Gesteld noch gebleken is dat belanghebbende overige voor vergoeding in aanmerking komende kosten als bedoeld in artikel 1 van het Besluit proceskosten bestuursrecht heeft gemaakt.

5.Beslissing

Het Hof:
  • bevestigtde uitspraak van de rechtbank,
  • veroordeeltde Inspecteur in de kosten van het geding bij het Hof aan de zijde van belanghebbende, vastgesteld op in totaal € 17,40, en,
  • bepaaltdat van de Inspecteur een griffierecht wordt geheven van € 519.
Aldus gedaan op 6 september 2019 door J.M. van der Vegt, voorzitter, P. Fortuin en A.J. Kromhout, leden, in tegenwoordigheid van K.M.J. van der Vorst, griffier. De beslissing is op die datum ter openbare zitting uitgesproken en afschriften van de uitspraak zijn op die datum aangetekend aan partijen verzonden.
Het aanwenden van een rechtsmiddel:
Tegen deze uitspraak kunnen beide partijen binnen zes weken na de verzenddatum beroep in cassatie instellen bij de Hoge Raad der Nederlanden (Belastingkamer), Postbus 20303, 2500 EH ’s-Gravenhage. Daarbij moet het volgende in acht worden genomen.
Bij het beroepschrift wordt een afschrift van deze uitspraak overgelegd.

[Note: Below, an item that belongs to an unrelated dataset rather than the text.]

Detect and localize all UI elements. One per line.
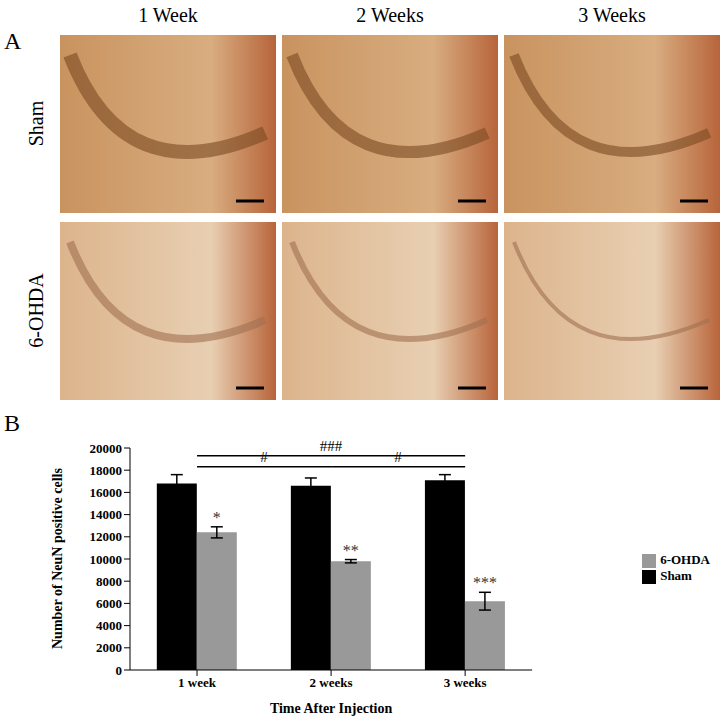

Het beroepschrift moet ondertekend zijn en ten minste het volgende vermelden:
de naam en het adres van de indiener;
een dagtekening;
een omschrijving van de uitspraak waartegen het beroep in cassatie is gericht;
e gronden van het beroep in cassatie.
Voor het instellen van beroep in cassatie is griffierecht verschuldigd. Na het instellen van beroep in cassatie ontvangt de indiener een nota griffierecht van de griffier van de Hoge Raad.
In het cassatieberoepschrift kan de Hoge Raad verzocht worden om de wederpartij te veroordelen in de proceskosten.